Double-kneed men and crippled women crawl the streets begging for change I fear giving for being followed, and yet I get home and almost cry to see that the chocolate I have saved to savor has been consumed--and the other half already stolen by a certain housemate of mine so I have suspicions upon which rested one of my most audacious of confrontations. I sit here now, breathe even, listen to Tiny Dancer to soothe my soul at this moment of such grave despondence.
All while trying to read a short story by Premchand about the salt tax, but mostly I am circling sequences of letters that are meant to mean magnanimity, generosity, buffoonery, and one, perwana, which means both moth and lover--fluttering into so much of Urdu poetry, that hopeless, helpless, hapless desire cannot keep itself from being pulled into the warm romance of a flame. Hopeless, helpless, hapless are all the Indian men I have encountered, whistling through thick mustaches and inviting only abuses that are screamed across a lake or across the street. One special case creep called me no less than 45 times in one hour because a friend used his phone to call me once--but of course had nothing at all to say when I did answer. I have began to accumulate cell phone stalkers and half the names in my contact list are "do not answer."
And I am here still trying to whittle the wax from around the wick of a smothered out candle before it hardens for good, it's most a powdery heap at its feet.

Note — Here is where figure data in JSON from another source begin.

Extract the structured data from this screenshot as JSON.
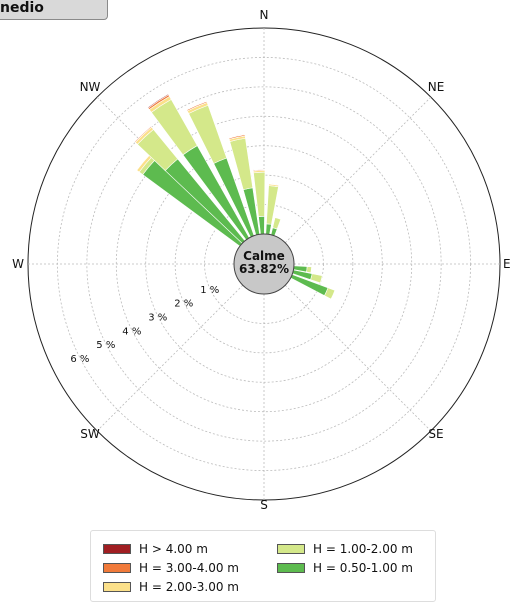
{
  "header": {
    "title": "nedio"
  },
  "chart_data": {
    "type": "polar-bar",
    "directions": [
      "N",
      "NE",
      "E",
      "SE",
      "S",
      "SW",
      "W",
      "NW"
    ],
    "ring_labels": [
      "1 %",
      "2 %",
      "3 %",
      "4 %",
      "5 %",
      "6 %"
    ],
    "center_label": "Calme",
    "center_value": "63.82%",
    "series": [
      {
        "name": "H = 0.50-1.00 m",
        "color": "#5dbb4f"
      },
      {
        "name": "H = 1.00-2.00 m",
        "color": "#d4e88a"
      },
      {
        "name": "H = 2.00-3.00 m",
        "color": "#fbe08a"
      },
      {
        "name": "H = 3.00-4.00 m",
        "color": "#f07a3a"
      },
      {
        "name": "H > 4.00 m",
        "color": "#a01e22"
      }
    ],
    "sectors": [
      {
        "bearing": 310,
        "values": [
          4.1,
          0.15,
          0.1,
          0,
          0
        ]
      },
      {
        "bearing": 317,
        "values": [
          3.6,
          1.3,
          0.1,
          0.03,
          0
        ]
      },
      {
        "bearing": 327,
        "values": [
          3.6,
          1.8,
          0.12,
          0.06,
          0.03
        ]
      },
      {
        "bearing": 337,
        "values": [
          2.8,
          1.9,
          0.1,
          0.04,
          0.02
        ]
      },
      {
        "bearing": 348,
        "values": [
          1.6,
          1.7,
          0.08,
          0.04,
          0.02
        ]
      },
      {
        "bearing": 357,
        "values": [
          0.6,
          1.5,
          0.06,
          0.03,
          0.01
        ]
      },
      {
        "bearing": 7,
        "values": [
          0.35,
          1.3,
          0.05,
          0.02,
          0
        ]
      },
      {
        "bearing": 17,
        "values": [
          0.25,
          0.35,
          0,
          0,
          0
        ]
      },
      {
        "bearing": 97,
        "values": [
          0.45,
          0.15,
          0,
          0,
          0
        ]
      },
      {
        "bearing": 105,
        "values": [
          0.65,
          0.35,
          0,
          0,
          0
        ]
      },
      {
        "bearing": 114,
        "values": [
          1.3,
          0.25,
          0,
          0,
          0
        ]
      }
    ],
    "rmax": 7,
    "grid": true
  },
  "legend": {
    "items": [
      {
        "label": "H > 4.00 m",
        "color": "#a01e22"
      },
      {
        "label": "H = 3.00-4.00 m",
        "color": "#f07a3a"
      },
      {
        "label": "H = 2.00-3.00 m",
        "color": "#fbe08a"
      },
      {
        "label": "H = 1.00-2.00 m",
        "color": "#d4e88a"
      },
      {
        "label": "H = 0.50-1.00 m",
        "color": "#5dbb4f"
      }
    ]
  }
}
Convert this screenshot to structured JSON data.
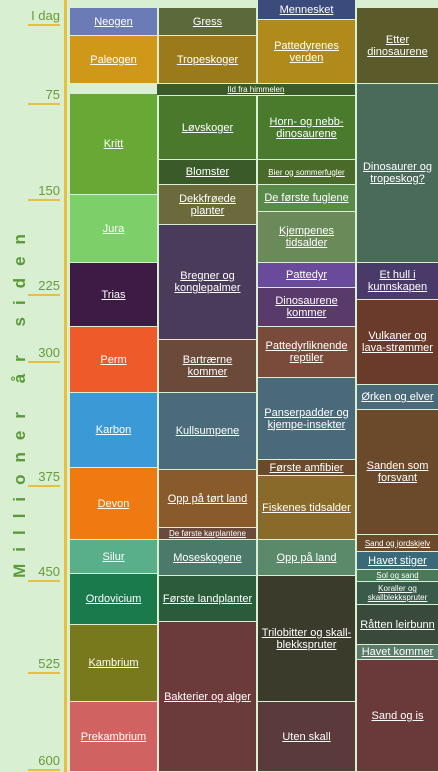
{
  "axis": {
    "title": "Millioner år siden",
    "labels": [
      "I dag",
      "75",
      "150",
      "225",
      "300",
      "375",
      "450",
      "525",
      "600"
    ]
  },
  "columns": [
    {
      "blocks": [
        "Neogen",
        "Paleogen",
        "Kritt",
        "Jura",
        "Trias",
        "Perm",
        "Karbon",
        "Devon",
        "Silur",
        "Ordovicium",
        "Kambrium",
        "Prekambrium"
      ]
    },
    {
      "blocks": [
        "Gress",
        "Tropeskoger",
        "Ild fra himmelen",
        "Løvskoger",
        "Blomster",
        "Dekkfrøede planter",
        "Bregner og konglepalmer",
        "Bartrærne kommer",
        "Kullsumpene",
        "Opp på tørt land",
        "De første karplantene",
        "Moseskogene",
        "Første landplanter",
        "Bakterier og alger"
      ]
    },
    {
      "blocks": [
        "Mennesket",
        "Pattedyrenes verden",
        "Horn- og nebb-dinosaurene",
        "Bier og sommerfugler",
        "De første fuglene",
        "Kjempenes tidsalder",
        "Pattedyr",
        "Dinosaurene kommer",
        "Pattedyrliknende reptiler",
        "Panserpadder og kjempe-insekter",
        "Første amfibier",
        "Fiskenes tidsalder",
        "Opp på land",
        "Trilobitter og skall-blekkspruter",
        "Uten skall"
      ]
    },
    {
      "blocks": [
        "Etter dinosaurene",
        "Dinosaurer og tropeskog?",
        "Et hull i kunnskapen",
        "Vulkaner og lava-strømmer",
        "Ørken og elver",
        "Sanden som forsvant",
        "Sand og jordskjelv",
        "Havet stiger",
        "Sol og sand",
        "Koraller og skallblekkspruter",
        "Råtten leirbunn",
        "Havet kommer",
        "Sand og is"
      ]
    }
  ]
}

Sometimes I can almost feel how far away I am, peering out at memories that rise in faint then fainter plumes of smoke against rooftops I cannot quite recall the color of.
I miss everyone I really know in a world that was really mine.

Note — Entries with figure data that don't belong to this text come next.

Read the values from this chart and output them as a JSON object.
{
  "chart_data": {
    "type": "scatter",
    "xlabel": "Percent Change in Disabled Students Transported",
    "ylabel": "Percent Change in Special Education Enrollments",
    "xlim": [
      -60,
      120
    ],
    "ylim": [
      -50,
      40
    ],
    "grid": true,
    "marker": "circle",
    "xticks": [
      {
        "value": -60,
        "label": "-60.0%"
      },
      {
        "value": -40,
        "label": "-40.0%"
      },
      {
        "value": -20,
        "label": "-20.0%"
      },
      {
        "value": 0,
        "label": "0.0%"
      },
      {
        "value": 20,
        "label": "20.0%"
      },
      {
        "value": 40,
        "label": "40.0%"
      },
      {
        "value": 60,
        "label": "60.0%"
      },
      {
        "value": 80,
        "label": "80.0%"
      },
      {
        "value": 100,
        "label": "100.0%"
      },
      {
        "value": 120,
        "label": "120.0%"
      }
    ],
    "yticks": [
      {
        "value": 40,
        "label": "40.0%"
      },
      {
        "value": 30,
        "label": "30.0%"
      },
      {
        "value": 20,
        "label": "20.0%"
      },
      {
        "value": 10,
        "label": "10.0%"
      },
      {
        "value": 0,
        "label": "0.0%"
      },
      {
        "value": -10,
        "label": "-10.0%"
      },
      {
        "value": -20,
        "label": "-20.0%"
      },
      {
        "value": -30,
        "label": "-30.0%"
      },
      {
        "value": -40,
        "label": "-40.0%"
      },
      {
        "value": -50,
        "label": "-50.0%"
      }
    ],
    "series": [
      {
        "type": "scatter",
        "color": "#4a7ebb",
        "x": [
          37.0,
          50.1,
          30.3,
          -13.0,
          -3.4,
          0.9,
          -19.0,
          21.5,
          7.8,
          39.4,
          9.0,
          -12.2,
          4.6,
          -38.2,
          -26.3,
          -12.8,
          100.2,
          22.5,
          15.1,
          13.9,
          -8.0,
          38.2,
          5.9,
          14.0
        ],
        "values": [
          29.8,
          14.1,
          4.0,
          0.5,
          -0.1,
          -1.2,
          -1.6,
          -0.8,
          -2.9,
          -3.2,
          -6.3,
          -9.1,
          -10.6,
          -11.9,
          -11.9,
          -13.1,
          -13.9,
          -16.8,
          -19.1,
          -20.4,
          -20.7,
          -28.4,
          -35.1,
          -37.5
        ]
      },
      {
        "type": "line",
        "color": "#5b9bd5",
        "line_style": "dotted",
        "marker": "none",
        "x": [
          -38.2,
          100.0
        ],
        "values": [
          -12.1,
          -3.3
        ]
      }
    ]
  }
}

I remember feeling frightened once when I was seven or so because I couldn't remember what the front of my house looked like. I could picture it in bits, get close to the color, but never really blend it well enough, it was always blurry or bleached and I felt I couldn't belong within something I couldn't be sure that I even knew. But there are pictures of people, there are clear channels of communication, but I just hardly know what to say to anyone but here I am in the Himalayas, here I am doing homework. My parents call and I recite to them my to-do list and think that I have done my duty.
And today at 5:30 in the morning I climbed to the fourth story of this house that is my home for now and watched as the moon tucked itself between us and the sun. We stared straight into it even though we weren't supposed to, worried about going blind while and the temple behind us blared devotional music--some people here locked themselves in, pressed their palms together and prayed that the end would not come with the going of light so soon after sunrise. It did not. I have heard wives' tales about birth defects from such celestial sitings, and my own father firmly believes he was robbed of a toenail because his mother caught sight of a lunar eclipse-which stole away that crescent shaped bit of him, but who knows how these things happen, how they are verified, and though I am breathing easy now, I'm still wondering how I can find culpability for the chocolate thief. Or better, what I can do to make vengeful my revenge.
Because it really is all the little things.
And the universe will not turn in this course for over a century more, but I could've slept through it and never known.